Olympic medals don't come with much cash—just ask Monica Aksamit.
The U.S. fencer won bronze on the podium at the 2016 Summer Olympics in Rio, her greatest award in a collection of other impressive titles that includes multiple gold medals in team events at the Pan American Fencing Championships.
Considering her pedigree, it may be hard to believe Aksamit had to start a GoFundMe page with the hopes of raising the funds required for her to train full-time and travel in the lead-up to the 2020 Tokyo Olympics. Fortunately, the Morganville, New Jersey-based athlete has received over $29,000 in donations since the campaign's launch in early September and easily surpassed her original $21,000 goal.
Aksamit recently opened up to the New York Post about life as a professional fencer, saying that it's impossible to hold down a steady job while training and competing.
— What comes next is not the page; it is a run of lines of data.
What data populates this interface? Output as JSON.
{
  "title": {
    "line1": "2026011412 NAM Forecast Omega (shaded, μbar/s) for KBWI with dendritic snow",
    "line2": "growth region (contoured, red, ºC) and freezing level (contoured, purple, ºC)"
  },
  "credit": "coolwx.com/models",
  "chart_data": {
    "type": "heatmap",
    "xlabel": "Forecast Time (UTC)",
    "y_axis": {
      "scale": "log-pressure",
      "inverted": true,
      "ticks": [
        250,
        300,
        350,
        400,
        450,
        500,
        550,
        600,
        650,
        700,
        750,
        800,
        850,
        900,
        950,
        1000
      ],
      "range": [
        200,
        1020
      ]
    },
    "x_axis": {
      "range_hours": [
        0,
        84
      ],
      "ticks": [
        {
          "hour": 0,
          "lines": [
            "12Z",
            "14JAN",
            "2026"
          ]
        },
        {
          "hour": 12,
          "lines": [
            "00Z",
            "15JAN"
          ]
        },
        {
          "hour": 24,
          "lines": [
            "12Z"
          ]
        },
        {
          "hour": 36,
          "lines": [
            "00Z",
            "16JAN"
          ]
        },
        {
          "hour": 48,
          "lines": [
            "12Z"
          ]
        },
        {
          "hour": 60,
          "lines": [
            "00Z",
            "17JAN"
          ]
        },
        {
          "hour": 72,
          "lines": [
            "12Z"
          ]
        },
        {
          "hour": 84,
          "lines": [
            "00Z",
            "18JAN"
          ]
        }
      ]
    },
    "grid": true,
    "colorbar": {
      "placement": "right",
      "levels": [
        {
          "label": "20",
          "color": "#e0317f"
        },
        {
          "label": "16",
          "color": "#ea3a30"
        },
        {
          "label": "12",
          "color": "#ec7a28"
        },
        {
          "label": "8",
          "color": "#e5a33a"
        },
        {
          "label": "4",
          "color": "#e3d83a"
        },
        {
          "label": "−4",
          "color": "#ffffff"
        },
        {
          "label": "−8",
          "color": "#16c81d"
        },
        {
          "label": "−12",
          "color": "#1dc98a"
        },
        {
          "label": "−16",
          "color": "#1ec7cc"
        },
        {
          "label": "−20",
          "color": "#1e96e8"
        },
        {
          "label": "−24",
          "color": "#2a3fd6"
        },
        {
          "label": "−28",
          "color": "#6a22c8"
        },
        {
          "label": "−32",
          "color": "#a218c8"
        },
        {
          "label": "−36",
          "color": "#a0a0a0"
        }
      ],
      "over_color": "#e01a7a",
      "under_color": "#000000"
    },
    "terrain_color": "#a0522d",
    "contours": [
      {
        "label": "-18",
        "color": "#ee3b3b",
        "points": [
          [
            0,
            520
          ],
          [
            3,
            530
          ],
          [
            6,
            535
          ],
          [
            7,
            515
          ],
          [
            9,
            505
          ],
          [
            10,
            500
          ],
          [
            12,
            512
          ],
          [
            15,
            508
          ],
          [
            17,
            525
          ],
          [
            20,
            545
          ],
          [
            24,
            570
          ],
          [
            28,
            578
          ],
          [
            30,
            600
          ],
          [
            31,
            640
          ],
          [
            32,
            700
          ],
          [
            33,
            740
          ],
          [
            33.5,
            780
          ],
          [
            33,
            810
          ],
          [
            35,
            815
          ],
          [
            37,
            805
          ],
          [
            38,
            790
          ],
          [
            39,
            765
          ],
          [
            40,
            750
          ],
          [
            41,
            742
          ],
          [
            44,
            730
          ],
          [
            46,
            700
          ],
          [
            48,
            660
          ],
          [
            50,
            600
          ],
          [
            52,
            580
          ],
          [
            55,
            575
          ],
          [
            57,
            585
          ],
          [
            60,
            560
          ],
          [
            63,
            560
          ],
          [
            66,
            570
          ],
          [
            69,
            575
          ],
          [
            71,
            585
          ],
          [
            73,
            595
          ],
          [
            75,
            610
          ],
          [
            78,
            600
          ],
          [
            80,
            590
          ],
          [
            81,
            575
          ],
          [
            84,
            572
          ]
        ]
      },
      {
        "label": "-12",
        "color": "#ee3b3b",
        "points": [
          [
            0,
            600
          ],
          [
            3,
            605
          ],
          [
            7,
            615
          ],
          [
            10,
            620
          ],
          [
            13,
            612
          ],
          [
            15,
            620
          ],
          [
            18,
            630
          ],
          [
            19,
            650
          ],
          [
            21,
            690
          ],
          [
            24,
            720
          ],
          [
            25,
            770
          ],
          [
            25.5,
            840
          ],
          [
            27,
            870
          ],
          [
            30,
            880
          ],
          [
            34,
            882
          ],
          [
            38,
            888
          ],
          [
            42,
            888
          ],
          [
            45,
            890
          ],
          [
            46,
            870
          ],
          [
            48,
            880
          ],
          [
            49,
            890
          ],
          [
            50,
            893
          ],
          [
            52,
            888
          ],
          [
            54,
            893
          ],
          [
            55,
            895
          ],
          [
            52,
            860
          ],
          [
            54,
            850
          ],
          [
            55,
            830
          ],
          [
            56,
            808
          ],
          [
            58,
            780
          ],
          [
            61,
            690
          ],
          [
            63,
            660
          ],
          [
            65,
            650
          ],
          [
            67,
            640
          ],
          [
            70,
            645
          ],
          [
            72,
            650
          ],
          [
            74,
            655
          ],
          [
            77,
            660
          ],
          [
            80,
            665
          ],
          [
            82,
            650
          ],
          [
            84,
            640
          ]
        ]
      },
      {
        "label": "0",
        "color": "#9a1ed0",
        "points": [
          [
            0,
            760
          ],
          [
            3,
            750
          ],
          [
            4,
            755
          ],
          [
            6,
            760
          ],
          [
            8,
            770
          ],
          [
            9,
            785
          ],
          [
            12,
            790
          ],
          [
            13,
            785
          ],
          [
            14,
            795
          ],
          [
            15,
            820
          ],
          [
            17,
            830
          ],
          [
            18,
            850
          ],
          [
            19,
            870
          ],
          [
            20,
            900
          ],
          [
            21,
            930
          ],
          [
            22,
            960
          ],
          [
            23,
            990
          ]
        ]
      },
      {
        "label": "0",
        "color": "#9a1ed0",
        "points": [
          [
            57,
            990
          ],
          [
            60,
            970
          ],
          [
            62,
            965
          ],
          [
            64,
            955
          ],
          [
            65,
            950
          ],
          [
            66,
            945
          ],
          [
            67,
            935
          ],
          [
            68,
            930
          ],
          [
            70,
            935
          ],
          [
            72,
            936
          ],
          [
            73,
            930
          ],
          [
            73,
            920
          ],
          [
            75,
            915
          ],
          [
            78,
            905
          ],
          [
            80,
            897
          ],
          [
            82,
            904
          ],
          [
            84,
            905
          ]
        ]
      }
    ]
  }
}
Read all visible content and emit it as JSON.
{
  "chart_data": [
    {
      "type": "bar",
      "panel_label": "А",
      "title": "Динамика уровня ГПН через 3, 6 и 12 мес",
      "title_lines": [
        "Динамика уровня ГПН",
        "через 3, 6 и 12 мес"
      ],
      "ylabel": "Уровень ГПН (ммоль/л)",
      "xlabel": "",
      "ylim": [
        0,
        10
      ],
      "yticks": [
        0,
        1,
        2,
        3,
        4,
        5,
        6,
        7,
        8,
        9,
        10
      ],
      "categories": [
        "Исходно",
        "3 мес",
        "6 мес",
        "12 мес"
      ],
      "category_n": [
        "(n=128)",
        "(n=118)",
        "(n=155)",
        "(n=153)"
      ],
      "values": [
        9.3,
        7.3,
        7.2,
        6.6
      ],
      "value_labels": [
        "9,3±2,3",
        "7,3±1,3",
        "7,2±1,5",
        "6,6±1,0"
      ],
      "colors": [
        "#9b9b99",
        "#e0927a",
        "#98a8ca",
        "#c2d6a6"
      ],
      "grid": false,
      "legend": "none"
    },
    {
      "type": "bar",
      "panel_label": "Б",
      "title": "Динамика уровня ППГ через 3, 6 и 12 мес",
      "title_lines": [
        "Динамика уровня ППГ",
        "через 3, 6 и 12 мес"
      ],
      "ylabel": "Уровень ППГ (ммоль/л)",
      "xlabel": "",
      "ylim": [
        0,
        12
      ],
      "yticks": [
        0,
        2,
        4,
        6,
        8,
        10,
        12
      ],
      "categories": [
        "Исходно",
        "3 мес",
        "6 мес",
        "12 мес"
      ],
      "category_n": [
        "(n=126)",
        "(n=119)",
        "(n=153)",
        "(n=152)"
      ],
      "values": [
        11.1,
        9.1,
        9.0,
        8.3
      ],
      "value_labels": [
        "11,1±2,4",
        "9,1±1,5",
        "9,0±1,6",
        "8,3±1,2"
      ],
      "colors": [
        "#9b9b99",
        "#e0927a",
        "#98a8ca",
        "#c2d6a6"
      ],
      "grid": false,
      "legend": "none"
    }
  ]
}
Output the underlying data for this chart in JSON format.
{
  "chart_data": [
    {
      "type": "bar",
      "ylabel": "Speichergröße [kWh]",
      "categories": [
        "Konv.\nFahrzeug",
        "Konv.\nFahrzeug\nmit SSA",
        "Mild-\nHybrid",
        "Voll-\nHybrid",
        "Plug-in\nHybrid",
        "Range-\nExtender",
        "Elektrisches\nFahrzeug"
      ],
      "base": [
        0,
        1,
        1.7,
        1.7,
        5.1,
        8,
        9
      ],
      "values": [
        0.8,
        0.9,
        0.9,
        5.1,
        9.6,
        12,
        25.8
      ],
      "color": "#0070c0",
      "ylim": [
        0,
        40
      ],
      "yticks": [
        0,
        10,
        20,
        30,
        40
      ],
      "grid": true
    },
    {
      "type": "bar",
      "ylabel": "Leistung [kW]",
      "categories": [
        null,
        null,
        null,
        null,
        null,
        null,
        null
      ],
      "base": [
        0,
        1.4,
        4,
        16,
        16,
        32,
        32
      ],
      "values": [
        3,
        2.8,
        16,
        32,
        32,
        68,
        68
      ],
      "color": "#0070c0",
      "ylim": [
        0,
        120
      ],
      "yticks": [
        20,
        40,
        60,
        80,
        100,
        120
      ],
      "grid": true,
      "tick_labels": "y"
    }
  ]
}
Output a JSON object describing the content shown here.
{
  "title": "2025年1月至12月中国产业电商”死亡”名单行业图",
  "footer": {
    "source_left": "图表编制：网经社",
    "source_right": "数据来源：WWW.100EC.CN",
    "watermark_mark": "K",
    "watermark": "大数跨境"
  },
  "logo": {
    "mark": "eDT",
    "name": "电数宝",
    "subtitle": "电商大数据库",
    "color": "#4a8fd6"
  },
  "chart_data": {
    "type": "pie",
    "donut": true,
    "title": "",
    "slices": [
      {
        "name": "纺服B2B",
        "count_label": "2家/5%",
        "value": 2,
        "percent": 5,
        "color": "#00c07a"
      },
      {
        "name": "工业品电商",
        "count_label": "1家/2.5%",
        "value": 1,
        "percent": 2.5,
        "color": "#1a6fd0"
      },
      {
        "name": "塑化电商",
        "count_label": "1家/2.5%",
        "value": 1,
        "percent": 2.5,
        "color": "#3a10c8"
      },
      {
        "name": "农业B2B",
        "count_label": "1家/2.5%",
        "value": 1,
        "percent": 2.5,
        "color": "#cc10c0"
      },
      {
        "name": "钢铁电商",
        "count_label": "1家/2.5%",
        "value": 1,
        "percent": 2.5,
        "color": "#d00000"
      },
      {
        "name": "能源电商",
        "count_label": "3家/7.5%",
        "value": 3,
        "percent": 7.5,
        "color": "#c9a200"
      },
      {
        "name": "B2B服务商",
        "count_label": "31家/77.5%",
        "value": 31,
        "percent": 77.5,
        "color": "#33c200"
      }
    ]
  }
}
“Now I don’t have to worry as much about traveling and training,” she told the Post. “It takes so much stress off.”
Fencing may be a niche sport that doesn't offer many sponsorship opportunities, but the Olympic qualification process is very expensive, competitive and complicated. Potential Olympians accrue points over four domestic events and eight international championships. The four who earn the most points by April of 2020 qualify for the Olympics.
"The process is so expensive because of all of the travel, as well as registration fees," Aksamit tells Maxim. She offered a meticulous breakdown of expenses that explains why she set her fundraising goal so high.
"On registration and fees, I have to spend $1,715.62. My domestic travel costs come to $3,300, not including transport from airport to hotel and food. My international travel estimate comes to $11,087.08, not including food. I commute five to six times a week into Manhattan. And on top of that, I need a gym membership at home and away for when we have a training camp."
After her story went viral, Aksamit was approached by an influencer-driven marketing firm to do an Instagram deal that could provide further income. With her costs covered for now, Aksamit hopes that the attention she's received will help people understand how financially taxing life as an Olympic athlete can be.
"I don't think many people realized that all Olympians aren't supported financially, and that once you medal you're set for life. I'm happy that I'm able to change that and inform people about the struggles and sacrifices that we have to overcome."